With outside lenders, agency costs include monitoring expenses and covenants designed to limit risky behavior. Lenders can mitigate these issues through collateral, stricter loan conditions, or requiring regular financial reporting to ensure alignment of interests.

Managerial Behaviors That Can Harm Firm Value

Potential destructive managerial behaviors include excessive risk aversion or risk-seeking, self-dealing, nepotism, short-termism, delaying necessary investments, and resisting beneficial takeover offers. Effective corporate governance seeks to curb such behaviors.

Corporate Governance and Internal Provisions

Corporate governance involves mechanisms to align management interests with those of shareholders and ensure accountability. Internal provisions include a clear separation of roles between the board of directors and management, performance-based compensation, audit committees, internal controls, shareholder voting procedures, transparent disclosure policies, policies against conflicts of interest, and codes of conduct.

Effective Board Characteristics

An effective board typically comprises independent, diverse, and experienced directors capable of providing objective oversight, strategic guidance, and ensuring accountability. Regular evaluations and active engagement further enhance governance quality.

Provisions Affecting Takeovers

Provisions such as staggered boards, supermajority voting requirements, poison pills, and restrictions on shareholder rights can slow or prevent takeover bids, thereby affecting corporate control and strategic flexibility.

Use of Stock Options in Compensation

Stock options are used to motivate managers by aligning their interests with shareholders, encouraging performance. However, potential problems include excessive risk-taking, manipulation of earnings to inflate stock prices, and dilution of ownership.

Block Ownership and Governance

Block ownership refers to large shareholders holding significant portions of shares.

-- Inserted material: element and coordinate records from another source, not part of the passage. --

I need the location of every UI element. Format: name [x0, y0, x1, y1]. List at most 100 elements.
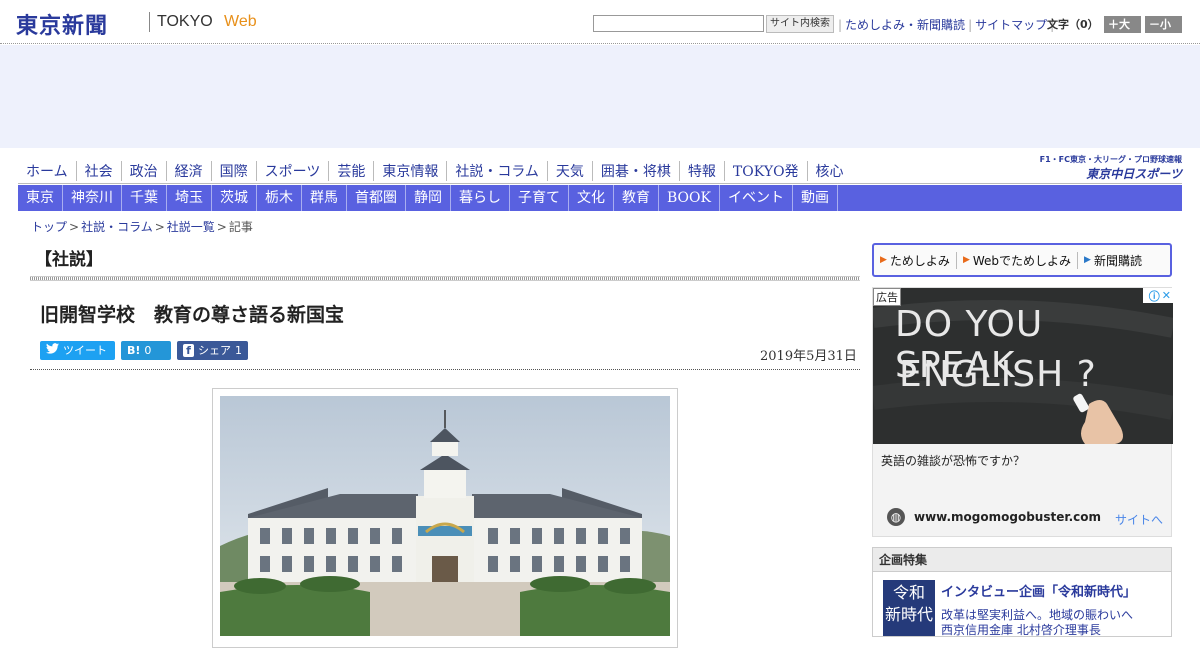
top-ad-area	[0, 45, 1200, 148]
facebook-share-count: 1	[235, 344, 242, 357]
sitemap-link[interactable]: サイトマップ	[975, 18, 1047, 32]
nav2-item-book[interactable]: BOOK	[659, 185, 720, 211]
nav-item-tokyo-info[interactable]: 東京情報	[373, 161, 446, 181]
orange-arrow-icon: ▶	[962, 255, 970, 265]
nav2-item-shizuoka[interactable]: 静岡	[406, 185, 451, 211]
facebook-share-button[interactable]: f シェア 1	[177, 341, 248, 360]
breadcrumb: トップ > 社説・コラム > 社説一覧 > 記事	[31, 218, 253, 235]
nav-item-go-shogi[interactable]: 囲碁・将棋	[591, 161, 679, 181]
nav2-item-ibaraki[interactable]: 茨城	[212, 185, 257, 211]
web-trial-read-link[interactable]: ▶ Webでためしよみ	[955, 251, 1077, 269]
ad-caption[interactable]: 英語の雑談が恐怖ですか？	[881, 452, 1025, 469]
trial-subscribe-link[interactable]: ためしよみ・新聞購読	[845, 18, 965, 32]
hatena-bookmark-button[interactable]: B! 0	[121, 341, 171, 360]
blue-arrow-icon: ▶	[1084, 255, 1091, 265]
nav-item-sports[interactable]: スポーツ	[255, 161, 329, 181]
nav2-item-saitama[interactable]: 埼玉	[167, 185, 212, 211]
facebook-share-label: シェア	[198, 344, 231, 357]
logo-web-text[interactable]: Web	[224, 13, 257, 31]
sports-banner-subtitle: F1・FC東京・大リーグ・プロ野球速報	[1039, 155, 1182, 164]
nav2-item-video[interactable]: 動画	[793, 185, 838, 211]
font-larger-button[interactable]: ＋大	[1104, 16, 1141, 33]
logo-divider	[149, 12, 150, 32]
nav-item-politics[interactable]: 政治	[120, 161, 166, 181]
breadcrumb-separator: >	[216, 220, 227, 234]
nav-item-editorial[interactable]: 社説・コラム	[446, 161, 547, 181]
site-search-button[interactable]: サイト内検索	[766, 15, 834, 33]
publish-date: 2019年5月31日	[760, 349, 857, 364]
nav2-item-education[interactable]: 教育	[614, 185, 659, 211]
nav2-item-culture[interactable]: 文化	[569, 185, 614, 211]
breadcrumb-current: 記事	[228, 220, 253, 234]
ad-label: 広告	[873, 288, 901, 306]
nav2-item-gunma[interactable]: 群馬	[302, 185, 347, 211]
breadcrumb-editorial[interactable]: 社説・コラム	[81, 220, 153, 234]
feature-thumbnail[interactable]: 令和 新時代	[883, 580, 935, 636]
ad-url[interactable]: www.mogomogobuster.com	[914, 510, 1101, 524]
site-logo[interactable]: 東京新聞	[16, 8, 108, 40]
logo-tokyo-text[interactable]: TOKYO	[157, 13, 213, 31]
nav2-item-parenting[interactable]: 子育て	[510, 185, 569, 211]
ad-image[interactable]: DO YOU SPEAK ENGLISH ? 広告 ⓘ ✕	[873, 288, 1173, 444]
subscription-bar: ▶ ためしよみ ▶ Webでためしよみ ▶ 新聞購読	[872, 243, 1172, 277]
site-header: 東京新聞 TOKYO Web サイト内検索 | ためしよみ・新聞購読 | サイトマップ…	[0, 0, 1200, 44]
breadcrumb-separator: >	[69, 220, 80, 234]
breadcrumb-separator: >	[154, 220, 165, 234]
section-label: 【社説】	[35, 250, 103, 270]
globe-icon: ◍	[887, 508, 905, 526]
font-size-label: 文字（0）	[1047, 18, 1099, 31]
twitter-bird-icon	[46, 341, 59, 360]
ad-cta-link[interactable]: サイトへ	[1115, 511, 1163, 528]
primary-nav: ホーム 社会 政治 経済 国際 スポーツ 芸能 東京情報 社説・コラム 天気 囲…	[18, 158, 852, 184]
nav2-item-chiba[interactable]: 千葉	[122, 185, 167, 211]
date-divider	[30, 369, 860, 370]
nav2-item-event[interactable]: イベント	[720, 185, 793, 211]
link-separator: |	[838, 18, 843, 32]
sports-banner-title: 東京中日スポーツ	[1086, 167, 1182, 181]
hatena-count: 0	[144, 344, 152, 357]
feature-thumb-line2: 新時代	[884, 605, 933, 624]
ad-choices[interactable]: ⓘ ✕	[1143, 288, 1173, 303]
orange-arrow-icon: ▶	[880, 255, 887, 265]
hatena-bookmark-icon: B!	[127, 344, 141, 357]
nav-item-entertainment[interactable]: 芸能	[328, 161, 373, 181]
nav-divider	[18, 183, 1182, 184]
nav-item-special-report[interactable]: 特報	[678, 161, 724, 181]
nav-item-international[interactable]: 国際	[210, 161, 256, 181]
facebook-icon: f	[183, 344, 194, 357]
feature-heading: 企画特集	[873, 548, 1171, 572]
ad-close-icon[interactable]: ✕	[1162, 289, 1171, 302]
nav2-item-metropolitan[interactable]: 首都圏	[347, 185, 406, 211]
site-search-input[interactable]	[593, 15, 764, 32]
nav-item-economy[interactable]: 経済	[165, 161, 211, 181]
font-smaller-button[interactable]: －小	[1145, 16, 1182, 33]
nav-item-society[interactable]: 社会	[75, 161, 121, 181]
breadcrumb-editorial-list[interactable]: 社説一覧	[167, 220, 215, 234]
sidebar-ad[interactable]: DO YOU SPEAK ENGLISH ? 広告 ⓘ ✕ 英語の雑談が恐怖です…	[872, 287, 1173, 537]
nav-item-weather[interactable]: 天気	[546, 161, 592, 181]
feature-thumb-line1: 令和	[892, 583, 925, 602]
article-headline: 旧開智学校 教育の尊さ語る新国宝	[40, 304, 345, 326]
regional-nav: 東京 神奈川 千葉 埼玉 茨城 栃木 群馬 首都圏 静岡 暮らし 子育て 文化 …	[18, 185, 1182, 211]
trial-read-label: ためしよみ	[889, 253, 950, 268]
tweet-label: ツイート	[63, 344, 107, 357]
nav-item-core[interactable]: 核心	[806, 161, 852, 181]
breadcrumb-top[interactable]: トップ	[31, 220, 67, 234]
trial-read-link[interactable]: ▶ ためしよみ	[880, 252, 956, 269]
nav2-item-kanagawa[interactable]: 神奈川	[63, 185, 122, 211]
nav2-item-tokyo[interactable]: 東京	[18, 185, 63, 211]
nav-item-tokyo-hatsu[interactable]: TOKYO発	[723, 161, 807, 181]
ad-info-icon[interactable]: ⓘ	[1149, 288, 1160, 304]
nav2-item-tochigi[interactable]: 栃木	[257, 185, 302, 211]
web-trial-read-label: Webでためしよみ	[972, 253, 1072, 268]
subscribe-link[interactable]: ▶ 新聞購読	[1077, 251, 1148, 269]
ad-image-line2: ENGLISH ?	[899, 354, 1097, 395]
feature-title[interactable]: インタビュー企画「令和新時代」	[941, 581, 1136, 600]
tweet-button[interactable]: ツイート	[40, 341, 115, 360]
chunichi-sports-banner[interactable]: F1・FC東京・大リーグ・プロ野球速報 東京中日スポーツ	[1024, 154, 1182, 182]
article-photo-frame	[212, 388, 678, 648]
subscribe-label: 新聞購読	[1093, 253, 1142, 268]
nav2-item-living[interactable]: 暮らし	[451, 185, 510, 211]
nav-item-home[interactable]: ホーム	[18, 161, 76, 181]
article-photo[interactable]	[220, 396, 670, 636]
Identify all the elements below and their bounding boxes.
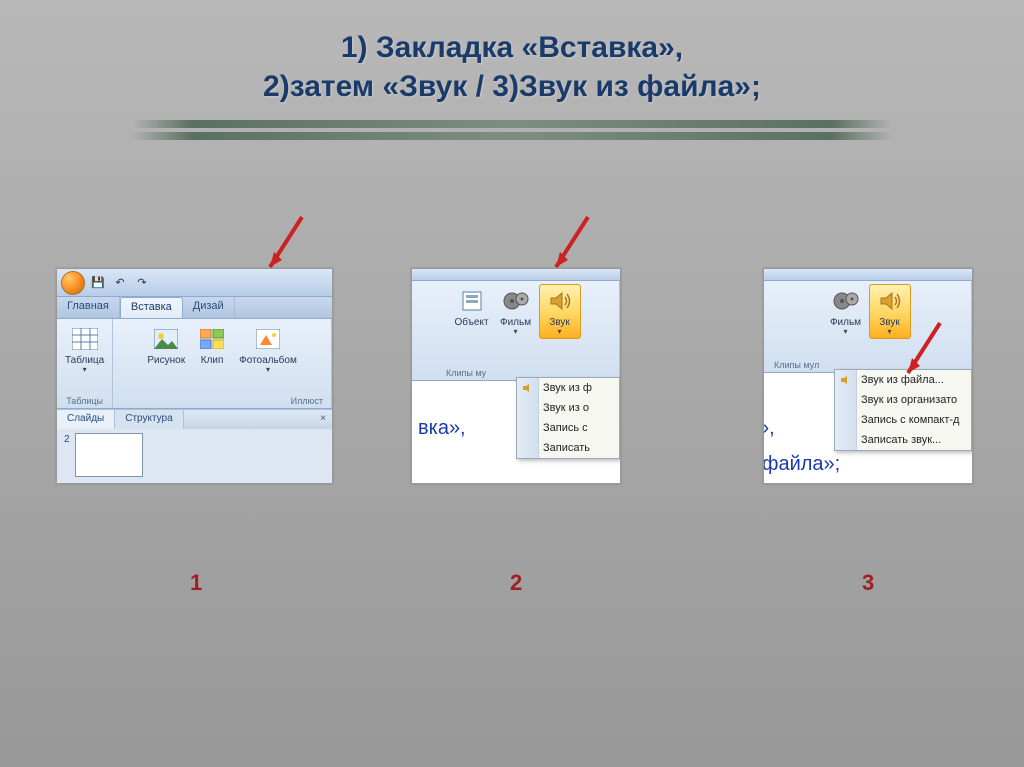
dropdown-arrow-icon: ▾ — [558, 328, 562, 336]
qat-save-icon[interactable]: 💾 — [89, 274, 107, 292]
picture-button[interactable]: Рисунок — [143, 322, 189, 377]
close-icon[interactable]: × — [314, 410, 332, 429]
tab-insert[interactable]: Вставка — [120, 297, 183, 318]
qat-undo-icon[interactable]: ↶ — [111, 274, 129, 292]
underlying-text-3: файла»; — [763, 453, 840, 476]
menu-sound-from-organizer[interactable]: Звук из организато — [835, 390, 971, 410]
album-icon — [254, 325, 282, 353]
slide-number: 2 — [64, 434, 70, 445]
dropdown-arrow-icon: ▾ — [83, 366, 87, 374]
decorative-divider — [132, 120, 892, 142]
slide-title: 1) Закладка «Вставка», 2)затем «Звук / 3… — [0, 0, 1024, 106]
panel-tabs: Слайды Структура × — [57, 409, 332, 429]
menu-record-sound[interactable]: Записать звук... — [835, 430, 971, 450]
speaker-icon — [546, 287, 574, 315]
qat-redo-icon[interactable]: ↷ — [133, 274, 151, 292]
object-button[interactable]: Объект — [450, 284, 492, 339]
dropdown-arrow-icon: ▾ — [514, 328, 518, 336]
clip-label: Клип — [201, 355, 224, 366]
menu-record-sound[interactable]: Записать — [517, 438, 619, 458]
table-icon — [71, 325, 99, 353]
tab-structure[interactable]: Структура — [115, 410, 183, 429]
arrow-3 — [890, 318, 950, 388]
picture-label: Рисунок — [147, 355, 185, 366]
sound-button[interactable]: Звук ▾ — [539, 284, 581, 339]
object-label: Объект — [454, 317, 488, 328]
group-illus-label: Иллюст — [117, 395, 327, 406]
speaker-icon — [876, 287, 904, 315]
menu-record-cd[interactable]: Запись с компакт-д — [835, 410, 971, 430]
dropdown-arrow-icon: ▾ — [843, 328, 847, 336]
clip-icon — [198, 325, 226, 353]
film-button[interactable]: Фильм ▾ — [495, 284, 537, 339]
sound-dropdown-menu: Звук из ф Звук из о Запись с Записать — [516, 377, 620, 459]
step-number-2: 2 — [510, 570, 522, 596]
picture-icon — [152, 325, 180, 353]
menu-record-cd[interactable]: Запись с — [517, 418, 619, 438]
album-button[interactable]: Фотоальбом ▾ — [235, 322, 301, 377]
slide-thumbnail[interactable]: 2 — [75, 433, 143, 477]
dropdown-arrow-icon: ▾ — [266, 366, 270, 374]
office-button[interactable] — [61, 271, 85, 295]
menu-sound-from-file[interactable]: Звук из ф — [517, 378, 619, 398]
film-icon — [502, 287, 530, 315]
step-number-1: 1 — [190, 570, 202, 596]
step-number-3: 3 — [862, 570, 874, 596]
ribbon: Таблица ▾ Таблицы Рисунок — [57, 319, 332, 409]
tab-slides[interactable]: Слайды — [57, 410, 115, 429]
menu-sound-from-organizer[interactable]: Звук из о — [517, 398, 619, 418]
object-icon — [458, 287, 486, 315]
ribbon-tabs: Главная Вставка Дизай — [57, 297, 332, 319]
film-button[interactable]: Фильм ▾ — [825, 284, 867, 339]
arrow-2 — [538, 212, 598, 282]
tab-design[interactable]: Дизай — [183, 297, 235, 318]
clip-button[interactable]: Клип — [191, 322, 233, 377]
arrow-1 — [252, 212, 312, 282]
slide-thumbnail-panel: 2 — [57, 429, 332, 484]
title-line-1: 1) Закладка «Вставка», — [0, 28, 1024, 67]
speaker-small-icon — [839, 373, 853, 387]
tab-home[interactable]: Главная — [57, 297, 120, 318]
screenshot-1: 💾 ↶ ↷ Главная Вставка Дизай Таблица ▾ — [56, 268, 333, 484]
underlying-text-2: », — [763, 417, 775, 440]
group-tables-label: Таблицы — [61, 395, 108, 406]
screenshot-2: Объект Фильм ▾ Звук ▾ — [411, 268, 621, 484]
table-button[interactable]: Таблица ▾ — [61, 322, 108, 377]
title-line-2: 2)затем «Звук / 3)Звук из файла»; — [0, 67, 1024, 106]
underlying-text-1: вка», — [418, 417, 466, 440]
speaker-small-icon — [521, 381, 535, 395]
film-icon — [832, 287, 860, 315]
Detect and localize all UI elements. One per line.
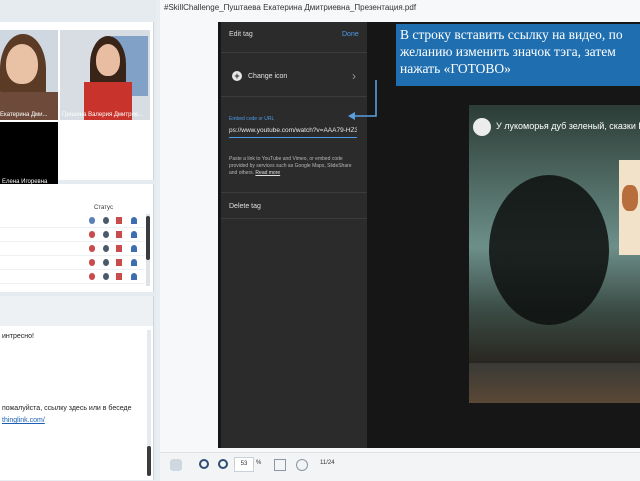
zoom-in-icon[interactable] xyxy=(218,459,228,469)
video-bottom xyxy=(469,363,640,403)
delete-tag-button[interactable]: Delete tag xyxy=(229,203,261,210)
zoom-input[interactable]: 53 xyxy=(234,457,254,472)
list-item[interactable] xyxy=(0,214,145,228)
instruction-callout: В строку вставить ссылку на видео, по же… xyxy=(396,24,640,86)
video-figure-face xyxy=(622,185,638,211)
mic-icon[interactable] xyxy=(89,217,95,224)
camera-off-icon[interactable] xyxy=(116,273,122,280)
list-item[interactable] xyxy=(0,270,145,284)
fit-width-icon[interactable] xyxy=(274,459,286,471)
participant-tile-3[interactable]: Елена Игоревна xyxy=(0,122,58,188)
participant-tile-1[interactable]: Екатерина Дми... xyxy=(0,30,58,120)
scrollbar-thumb[interactable] xyxy=(147,446,151,476)
left-sidebar: Екатерина Дми... Гришина Валерия Дмитрие… xyxy=(0,0,156,480)
divider xyxy=(221,52,367,53)
users-list-panel: Статус xyxy=(0,184,154,292)
chat-message: интресно! xyxy=(2,333,34,340)
user-icon xyxy=(131,245,137,252)
list-item[interactable] xyxy=(0,242,145,256)
pdf-toolbar: 53 % 11/24 xyxy=(160,452,640,481)
headset-icon[interactable] xyxy=(103,273,109,280)
chat-panel: интресно! пожалуйста, ссылку здесь или в… xyxy=(0,296,154,480)
divider xyxy=(221,192,367,193)
list-item[interactable] xyxy=(0,256,145,270)
participants-panel: Екатерина Дми... Гришина Валерия Дмитрие… xyxy=(0,22,154,188)
user-icon xyxy=(131,273,137,280)
mic-off-icon[interactable] xyxy=(89,273,95,280)
hand-tool-icon[interactable] xyxy=(170,459,182,471)
divider xyxy=(221,218,367,219)
zoom-unit: % xyxy=(256,460,262,466)
done-button[interactable]: Done xyxy=(342,31,359,38)
callout-text: В строку вставить ссылку на видео, по же… xyxy=(400,27,623,76)
video-title[interactable]: У лукоморья дуб зеленый, сказки Пу... xyxy=(496,121,640,131)
headset-icon[interactable] xyxy=(103,245,109,252)
page-indicator: 11/24 xyxy=(320,460,335,466)
user-icon xyxy=(131,259,137,266)
status-column-header: Статус xyxy=(94,205,113,211)
read-more-link[interactable]: Read more xyxy=(255,170,280,176)
zoom-out-icon[interactable] xyxy=(199,459,209,469)
headset-icon[interactable] xyxy=(103,231,109,238)
channel-avatar[interactable] xyxy=(473,118,491,136)
callout-arrow xyxy=(348,80,377,120)
list-item[interactable] xyxy=(0,228,145,242)
camera-off-icon[interactable] xyxy=(116,245,122,252)
headset-icon[interactable] xyxy=(103,217,109,224)
users-scrollbar[interactable] xyxy=(146,214,150,286)
camera-off-icon[interactable] xyxy=(116,231,122,238)
mic-off-icon[interactable] xyxy=(89,245,95,252)
chat-scrollbar[interactable] xyxy=(147,330,151,476)
chat-header xyxy=(0,296,153,326)
users-rows xyxy=(0,214,145,290)
plus-icon: + xyxy=(232,71,242,81)
help-text-body: Paste a link to YouTube and Vimeo, or em… xyxy=(229,156,352,176)
video-preview[interactable]: У лукоморья дуб зеленый, сказки Пу... xyxy=(469,105,640,363)
mic-off-icon[interactable] xyxy=(89,259,95,266)
headset-icon[interactable] xyxy=(103,259,109,266)
edit-tag-title: Edit tag xyxy=(229,31,253,38)
user-icon xyxy=(131,217,137,224)
mic-off-icon[interactable] xyxy=(89,231,95,238)
change-icon-label: Change icon xyxy=(248,73,288,80)
chat-link[interactable]: thinglink.com/ xyxy=(2,417,45,424)
face-shape xyxy=(6,44,38,84)
document-title: #SkillChallenge_Пуштаева Екатерина Дмитр… xyxy=(164,3,417,12)
embed-label: Embed code or URL xyxy=(229,116,275,122)
scrollbar-thumb[interactable] xyxy=(146,216,150,260)
video-shadow xyxy=(489,175,609,325)
input-underline xyxy=(229,137,357,138)
camera-off-icon[interactable] xyxy=(116,259,122,266)
user-icon xyxy=(131,231,137,238)
help-text: Paste a link to YouTube and Vimeo, or em… xyxy=(229,156,359,177)
camera-off-icon[interactable] xyxy=(116,217,122,224)
embed-input[interactable]: ps://www.youtube.com/watch?v=AAA79-HZ3_Y xyxy=(229,127,357,134)
fit-page-icon[interactable] xyxy=(296,459,308,471)
chat-message: пожалуйста, ссылку здесь или в беседе xyxy=(2,405,132,412)
participant-tile-2[interactable]: Гришина Валерия Дмитрие... xyxy=(60,30,150,120)
face-shape xyxy=(96,44,120,76)
participant-name: Гришина Валерия Дмитрие... xyxy=(62,112,144,118)
participant-name: Екатерина Дми... xyxy=(0,112,48,118)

Such ownership can influence governance by either providing stability and oversight or enabling control that may be detrimental to minority shareholders.

Regulatory and Legal Impact on Corporate Governance

Regulatory agencies and legal systems establish rules and standards—such as securities laws, reporting requirements, and fiduciary duties—that promote transparency, accountability, and fair treatment of shareholders, thus shaping effective corporate governance practices.

Conclusion

Understanding the intricate dynamics of agency relationships, conflicts, and governance mechanisms is crucial for the efficient operation of corporations. By implementing internal controls, fostering transparency, and aligning interests, companies can mitigate agency costs and enhance shareholder value, ensuring sustainable growth and stakeholder trust.

References

  • Journal of Financial Economics, 3(4), 305-360.
  • Journal of Law and Economics, 26(2), 301-325.
  • The Journal of Finance, 52(2), 737-783.
  • Business Lawyer, 48(1), 59-77.
  • Journal of Corporate Finance, 48, 510-532.